Leaving the gloomy theater, the littered coffee cups, the jumbled scarred-up scripts, the haggard actors, the knuckle-gnawing producer, the clattering typewriter, and the dense, tobacco smoke has been a startling change, very like a brief return from the wars.

My wife and my boys, whose existence I have almost forgotten in the anxious shoring up of the tottering ruin, are waiting for me, dressed in holiday clothes, and looking to me marvelously attractive.

We have sat down to a splendid dinner, at a table graced with flowers and the old Shabbat symbols: the burning candles, the twisted challah loaves, the stuffed fish, and my grandfather’s silver goblet brimming with wine. I have blessed my boys with the ancient blessings; we have sung the pleasantly syncopated Shabbat table hymns.

The talk has little to do with tottering ruins. My wife and I have caught up with our week’s conversation.
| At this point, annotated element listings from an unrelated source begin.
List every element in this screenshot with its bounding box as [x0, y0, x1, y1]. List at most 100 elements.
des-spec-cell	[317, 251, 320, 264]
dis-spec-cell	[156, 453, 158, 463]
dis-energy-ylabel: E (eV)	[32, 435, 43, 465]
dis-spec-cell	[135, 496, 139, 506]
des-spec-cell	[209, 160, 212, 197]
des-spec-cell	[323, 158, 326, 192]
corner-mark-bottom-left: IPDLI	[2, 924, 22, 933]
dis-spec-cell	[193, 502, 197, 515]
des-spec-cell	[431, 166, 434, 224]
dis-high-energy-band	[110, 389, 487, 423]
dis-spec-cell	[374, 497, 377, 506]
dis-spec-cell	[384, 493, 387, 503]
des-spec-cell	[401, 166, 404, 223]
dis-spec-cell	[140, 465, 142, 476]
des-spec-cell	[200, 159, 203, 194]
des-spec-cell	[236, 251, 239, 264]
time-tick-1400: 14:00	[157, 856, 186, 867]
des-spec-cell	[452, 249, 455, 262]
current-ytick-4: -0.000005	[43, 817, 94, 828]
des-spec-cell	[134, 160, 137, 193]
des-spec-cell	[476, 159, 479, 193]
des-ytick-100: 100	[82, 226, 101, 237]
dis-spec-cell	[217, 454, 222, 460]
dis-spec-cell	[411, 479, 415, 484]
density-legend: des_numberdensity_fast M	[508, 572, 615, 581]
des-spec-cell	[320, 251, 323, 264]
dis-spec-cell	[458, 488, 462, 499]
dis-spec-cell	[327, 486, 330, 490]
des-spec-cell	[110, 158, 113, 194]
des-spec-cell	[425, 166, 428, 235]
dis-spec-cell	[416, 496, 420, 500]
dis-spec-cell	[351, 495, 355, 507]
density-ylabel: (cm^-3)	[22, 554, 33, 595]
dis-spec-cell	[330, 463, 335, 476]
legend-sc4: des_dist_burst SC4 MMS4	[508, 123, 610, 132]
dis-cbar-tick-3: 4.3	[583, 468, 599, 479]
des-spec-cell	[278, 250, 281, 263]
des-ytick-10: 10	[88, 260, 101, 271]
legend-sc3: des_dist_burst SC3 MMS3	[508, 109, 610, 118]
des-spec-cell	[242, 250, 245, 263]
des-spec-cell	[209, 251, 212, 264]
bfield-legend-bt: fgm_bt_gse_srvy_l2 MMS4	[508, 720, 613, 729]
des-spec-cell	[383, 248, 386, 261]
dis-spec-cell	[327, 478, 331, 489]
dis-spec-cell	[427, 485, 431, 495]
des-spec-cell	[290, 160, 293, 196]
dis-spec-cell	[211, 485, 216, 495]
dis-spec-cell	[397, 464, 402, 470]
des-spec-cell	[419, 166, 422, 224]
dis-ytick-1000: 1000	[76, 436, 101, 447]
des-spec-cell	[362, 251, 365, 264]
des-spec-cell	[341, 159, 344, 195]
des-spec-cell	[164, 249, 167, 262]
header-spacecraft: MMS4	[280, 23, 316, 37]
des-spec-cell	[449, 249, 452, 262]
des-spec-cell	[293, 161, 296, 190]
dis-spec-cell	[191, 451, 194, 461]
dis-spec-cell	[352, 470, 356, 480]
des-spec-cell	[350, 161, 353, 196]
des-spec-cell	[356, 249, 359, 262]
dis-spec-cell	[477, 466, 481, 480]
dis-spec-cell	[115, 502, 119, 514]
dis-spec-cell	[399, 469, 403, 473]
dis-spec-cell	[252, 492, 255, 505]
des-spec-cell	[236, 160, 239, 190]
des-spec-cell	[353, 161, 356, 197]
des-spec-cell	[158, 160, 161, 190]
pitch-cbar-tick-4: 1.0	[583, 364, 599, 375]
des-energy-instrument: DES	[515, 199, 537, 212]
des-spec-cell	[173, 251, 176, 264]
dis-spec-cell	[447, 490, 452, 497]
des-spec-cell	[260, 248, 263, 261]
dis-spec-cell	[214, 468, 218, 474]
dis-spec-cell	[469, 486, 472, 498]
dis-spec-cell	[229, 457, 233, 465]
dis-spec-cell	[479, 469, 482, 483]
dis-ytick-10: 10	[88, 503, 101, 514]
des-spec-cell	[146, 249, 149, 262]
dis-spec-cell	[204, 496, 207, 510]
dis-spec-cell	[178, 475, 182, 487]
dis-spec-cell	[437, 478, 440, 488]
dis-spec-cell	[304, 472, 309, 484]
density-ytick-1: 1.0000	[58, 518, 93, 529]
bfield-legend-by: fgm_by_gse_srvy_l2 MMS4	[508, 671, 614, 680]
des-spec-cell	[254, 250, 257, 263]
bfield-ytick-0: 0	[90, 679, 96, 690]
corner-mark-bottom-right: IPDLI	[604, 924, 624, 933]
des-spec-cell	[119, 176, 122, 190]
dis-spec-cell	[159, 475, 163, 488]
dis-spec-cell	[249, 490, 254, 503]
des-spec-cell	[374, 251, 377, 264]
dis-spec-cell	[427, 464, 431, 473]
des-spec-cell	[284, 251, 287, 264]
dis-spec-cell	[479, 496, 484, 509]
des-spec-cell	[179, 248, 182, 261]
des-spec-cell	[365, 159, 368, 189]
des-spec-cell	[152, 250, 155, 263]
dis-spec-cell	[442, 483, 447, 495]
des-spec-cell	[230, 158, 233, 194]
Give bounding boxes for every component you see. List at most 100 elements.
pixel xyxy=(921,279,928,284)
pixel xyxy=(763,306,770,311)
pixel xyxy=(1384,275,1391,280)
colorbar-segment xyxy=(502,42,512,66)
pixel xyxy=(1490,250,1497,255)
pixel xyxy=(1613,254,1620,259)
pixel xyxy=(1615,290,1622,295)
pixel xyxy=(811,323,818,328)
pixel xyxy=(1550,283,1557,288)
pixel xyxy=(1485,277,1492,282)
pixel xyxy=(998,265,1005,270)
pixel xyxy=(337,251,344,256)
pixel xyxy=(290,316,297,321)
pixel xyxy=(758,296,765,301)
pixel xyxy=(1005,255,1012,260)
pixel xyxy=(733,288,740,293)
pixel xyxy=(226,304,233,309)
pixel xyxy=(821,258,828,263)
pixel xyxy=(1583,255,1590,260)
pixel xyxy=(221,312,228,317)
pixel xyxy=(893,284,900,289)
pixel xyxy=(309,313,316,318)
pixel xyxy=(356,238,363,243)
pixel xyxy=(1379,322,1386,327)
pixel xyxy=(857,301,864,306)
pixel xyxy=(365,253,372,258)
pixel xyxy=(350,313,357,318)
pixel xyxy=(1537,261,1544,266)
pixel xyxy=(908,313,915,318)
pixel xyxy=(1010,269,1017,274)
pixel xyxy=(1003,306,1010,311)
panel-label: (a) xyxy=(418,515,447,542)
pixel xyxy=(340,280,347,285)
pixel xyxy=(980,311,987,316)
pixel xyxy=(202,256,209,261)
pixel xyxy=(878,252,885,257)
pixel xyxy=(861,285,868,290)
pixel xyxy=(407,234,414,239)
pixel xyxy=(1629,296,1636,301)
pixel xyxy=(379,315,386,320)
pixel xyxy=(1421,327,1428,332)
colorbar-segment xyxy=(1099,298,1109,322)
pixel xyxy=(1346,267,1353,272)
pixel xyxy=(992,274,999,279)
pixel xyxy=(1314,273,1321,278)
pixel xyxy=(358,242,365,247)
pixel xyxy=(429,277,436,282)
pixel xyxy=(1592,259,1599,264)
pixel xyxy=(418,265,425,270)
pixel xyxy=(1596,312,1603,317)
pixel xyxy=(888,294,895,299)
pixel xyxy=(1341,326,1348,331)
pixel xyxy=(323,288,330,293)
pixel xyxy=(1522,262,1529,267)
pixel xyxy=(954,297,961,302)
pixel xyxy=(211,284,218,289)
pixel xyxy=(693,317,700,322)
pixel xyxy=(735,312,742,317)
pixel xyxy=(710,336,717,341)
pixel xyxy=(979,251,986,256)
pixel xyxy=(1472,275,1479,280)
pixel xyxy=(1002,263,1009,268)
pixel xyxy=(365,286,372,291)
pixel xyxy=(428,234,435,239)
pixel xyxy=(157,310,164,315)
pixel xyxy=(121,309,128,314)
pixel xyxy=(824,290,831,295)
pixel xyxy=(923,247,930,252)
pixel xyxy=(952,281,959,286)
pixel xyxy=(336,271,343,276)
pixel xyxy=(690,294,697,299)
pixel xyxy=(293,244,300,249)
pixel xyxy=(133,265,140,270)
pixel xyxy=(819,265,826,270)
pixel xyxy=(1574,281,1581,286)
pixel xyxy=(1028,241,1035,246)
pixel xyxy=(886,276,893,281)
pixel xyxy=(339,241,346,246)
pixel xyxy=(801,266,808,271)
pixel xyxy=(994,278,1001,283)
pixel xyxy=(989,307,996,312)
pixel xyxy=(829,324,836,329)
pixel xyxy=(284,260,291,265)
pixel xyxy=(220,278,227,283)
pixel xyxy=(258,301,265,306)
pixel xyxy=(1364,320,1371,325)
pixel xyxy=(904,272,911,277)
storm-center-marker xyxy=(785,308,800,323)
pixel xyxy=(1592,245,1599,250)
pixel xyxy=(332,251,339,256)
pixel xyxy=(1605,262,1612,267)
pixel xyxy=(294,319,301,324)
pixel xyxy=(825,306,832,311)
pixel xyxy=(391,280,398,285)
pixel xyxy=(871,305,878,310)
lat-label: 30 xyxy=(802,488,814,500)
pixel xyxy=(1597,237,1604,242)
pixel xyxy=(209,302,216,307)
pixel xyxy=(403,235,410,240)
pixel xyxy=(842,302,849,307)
The boys, knowing that Shabbat is the occasion for asking questions, have asked them. We talk of Judaism. For me it is a retreat into restorative magic.

Shabbat has passed much in the same manner. The boys are at home in the synagogue, and they like it. They like even more the assured presence of their parents. In the weekday press of schooling, household chores, and work – and especially in play producing time – it often happens that they see little of us.

On Shabbat we are always there and they know it. They know too that I am not working and that my wife is at her ease. It is their day.

It is my day, too. The telephone is silent. I can think, read, study, walk or do nothing. It is an oasis of quiet. My producer one Saturday night said to me, “I don’t envy you your religion, but I envy you your Shabbat.”

However, Jews are not merely permitted to engage in activities otherwise prohibited on the Sabbath – and almost every other Jewish law – if human life is imperiled. They are required to do so. This principle is known as Pikuah Nefesh (preserving life).

Thus, if an observant Jew discovers that his or her neighbor has become seriously ill on Shabbat, and the quickest means to get the neighbor the care he needs is to drive him to the hospital himself, he is not merely permitted to do so. He is commanded to.

It is why one might find orthodox Jewish doctors on duty in hospitals on the Sabbath.

Because saving life is so important, even many haredim (Israeli ultra-orthodox Jews), historically notorious for their resistance to public service, now serve in the military, making up the Netzah Yehuda Battalion (sometimes called Nahal Haredi), a unit within the Kfir Brigade of the Israel Defense Forces.

In order to maintain basic and emergency functions, many army tasks, which would normally be forbidden on Shabbat, must be performed on Shabbat.

The guiding principle for Shabbat-observant soldiers is Pikuah Nefesh. If the function may plausibly save a life, it supersedes the laws of Shabbat. Before using electric equipment for radio communication, writing, and performing guard duty, observant soldiers consider whether they could be justified according to the principle.

When the Maccabees chose to defend themselves on the Sabbath, they recognized life as above all else. To understand Chanukah as the birth of Pikuah Nefesh is to recognize the candle’s flame as more than a commemoration of history’s ‘high mileage oil lamp.’

To understand this overlooked aspect of Chanukah is to see the flames from the menorah as an avatar for the divine spark of life itself.